I love talking to people about software development and security and if I can talk to a lot of people at once, great! I've been speaking at conferences, user groups and other events since 2010.
If you'd like me to speak at your event, I'd love to hear from you. Here's my bio.
Current Talks
Here are some of the talks I have prepared. These have been presented previously and are updated for each event - technology doesn't stand still!
#FAIL - Lessons from infosec incidents
(60 minutes)
Securing a web application is a challenge. The internet is awash with malicious traffic and web applications are globally accessible. Don’t make it easy for them and the baddies will move on and find someone else to annoy.
We’ll look at the risks facing web applications, the basic steps you can take so that you don’t make yourself a target and the things you should do to avoid becoming a data breach statistic. We’ll also look at lessons that can be learnt from mistakes that others have made.
We’ll demo some of the techniques and tools in both attack and defence with examples for any web application developer.
HALT! Who goes there?
(60 minutes)
Is the visitor to your website friend or foe?
Authentication is the sentry to your web application or API. "Bad dudes" are ready to march into your app but you have to control who gets through the gate.

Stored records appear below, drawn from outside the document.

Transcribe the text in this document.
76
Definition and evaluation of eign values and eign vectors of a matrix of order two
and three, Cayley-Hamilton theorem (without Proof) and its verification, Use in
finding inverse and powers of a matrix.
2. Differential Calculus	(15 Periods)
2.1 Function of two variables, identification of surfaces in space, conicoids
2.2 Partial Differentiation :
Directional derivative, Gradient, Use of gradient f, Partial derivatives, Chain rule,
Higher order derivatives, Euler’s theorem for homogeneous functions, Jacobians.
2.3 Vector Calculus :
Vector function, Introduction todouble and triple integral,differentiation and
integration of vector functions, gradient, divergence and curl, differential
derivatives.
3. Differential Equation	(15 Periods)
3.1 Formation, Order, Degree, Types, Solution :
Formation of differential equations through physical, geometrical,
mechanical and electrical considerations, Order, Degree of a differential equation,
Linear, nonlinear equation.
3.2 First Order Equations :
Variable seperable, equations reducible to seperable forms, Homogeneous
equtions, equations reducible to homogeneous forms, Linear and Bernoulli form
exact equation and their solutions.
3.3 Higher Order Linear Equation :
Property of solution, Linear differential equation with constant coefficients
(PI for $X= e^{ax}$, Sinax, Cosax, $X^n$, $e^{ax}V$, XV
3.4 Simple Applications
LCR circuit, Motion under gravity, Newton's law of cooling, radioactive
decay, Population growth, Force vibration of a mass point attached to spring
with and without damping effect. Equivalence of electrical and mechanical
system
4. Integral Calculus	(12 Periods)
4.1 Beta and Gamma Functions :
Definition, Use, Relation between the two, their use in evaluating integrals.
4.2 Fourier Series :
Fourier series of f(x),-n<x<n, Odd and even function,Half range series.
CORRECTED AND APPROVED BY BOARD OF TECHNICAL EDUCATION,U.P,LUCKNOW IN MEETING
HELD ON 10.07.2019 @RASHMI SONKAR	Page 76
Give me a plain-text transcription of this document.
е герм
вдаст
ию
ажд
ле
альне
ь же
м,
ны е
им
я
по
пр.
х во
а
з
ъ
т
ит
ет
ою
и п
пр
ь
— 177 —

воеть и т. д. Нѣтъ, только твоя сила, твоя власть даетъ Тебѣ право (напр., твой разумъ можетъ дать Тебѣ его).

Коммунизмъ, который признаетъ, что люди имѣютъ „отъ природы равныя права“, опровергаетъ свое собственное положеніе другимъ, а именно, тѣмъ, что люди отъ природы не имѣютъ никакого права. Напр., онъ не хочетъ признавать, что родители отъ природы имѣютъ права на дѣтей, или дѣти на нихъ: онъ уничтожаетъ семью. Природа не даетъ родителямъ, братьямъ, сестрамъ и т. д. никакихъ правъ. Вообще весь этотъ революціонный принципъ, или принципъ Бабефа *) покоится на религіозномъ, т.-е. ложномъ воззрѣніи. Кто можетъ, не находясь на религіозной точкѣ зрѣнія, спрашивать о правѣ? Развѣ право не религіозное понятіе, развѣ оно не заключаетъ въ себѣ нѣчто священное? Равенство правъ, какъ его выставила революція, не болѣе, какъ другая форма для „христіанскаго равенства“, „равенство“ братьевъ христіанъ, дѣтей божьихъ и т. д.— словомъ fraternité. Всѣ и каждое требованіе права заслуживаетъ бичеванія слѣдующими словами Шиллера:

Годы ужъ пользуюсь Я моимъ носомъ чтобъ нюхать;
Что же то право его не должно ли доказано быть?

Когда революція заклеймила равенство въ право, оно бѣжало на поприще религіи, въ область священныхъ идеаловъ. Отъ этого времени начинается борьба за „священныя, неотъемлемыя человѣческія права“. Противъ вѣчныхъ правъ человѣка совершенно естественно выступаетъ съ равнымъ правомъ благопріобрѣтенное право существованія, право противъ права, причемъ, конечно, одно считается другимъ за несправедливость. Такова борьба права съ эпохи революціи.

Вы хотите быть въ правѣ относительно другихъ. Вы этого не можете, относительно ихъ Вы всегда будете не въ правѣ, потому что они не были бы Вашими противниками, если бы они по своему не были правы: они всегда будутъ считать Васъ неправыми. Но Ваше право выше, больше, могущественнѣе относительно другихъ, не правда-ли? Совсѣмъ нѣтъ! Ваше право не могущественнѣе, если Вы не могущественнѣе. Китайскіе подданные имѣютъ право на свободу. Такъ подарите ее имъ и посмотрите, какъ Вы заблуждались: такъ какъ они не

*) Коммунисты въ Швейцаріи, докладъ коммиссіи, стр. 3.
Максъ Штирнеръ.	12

This session will show you how to authenticate your users and keep your application secure. We'll look at the threats to your system and how to avoid pitfalls. We'll compare options in the .NET ecosystem and consider when they might be used.
We'll look at examples in .NET Framework and .NET Core, tackle integration with Identity Server and look at third-party authentication systems. By the end of this session, you'll have learned how to change your authentication for the better or what to choose if you're starting out.
XSS: Don't die of ignorance
(60 minutes)
Cross-site scripting vulnerabilities are bad news. We'll demonstrate these attacks (with Clippy!) and look at how to protect against them.
Description:
You wouldn't allow any Tom, Dick or Harry to add code to your application; but cross-site scripting (XSS) vulnerabilities allow exactly that.
This session aims to prevent these issues from keeping you awake at night. We'll look at the mechanics of XSS, how protections can be bypassed and how defence in depth is your friend. We'll demonstrate XSS in action using the Browser Exploitation Framework Project to illustrate the power of this attack. Examples are in C# and React.js; lessons will be useful to any web developer.
We’ll learn how to protect ourselves from XSS so we can all get a better night’s sleep.
OWASP ZAP FTW
(10-minute lightning talk)
You wouldn't deploy code without testing but security testing often doesn't get a look in. The earlier we find bugs of any kind, the cheaper they are to fix so we shouldn't be waiting for QA, the security team or an attacker to find problems.
OWASP Zed Attack Proxy can help you automatically find security vulnerabilities in your web applications while you are developing and testing. It's free and great for developers and security professionals alike.
We'll look at the features of ZAP, demo how it can be used during development and how you might scan your web application for issues. We'll discuss some more advanced features and alternatives to investigate. You'll come away knowing how to better test your app.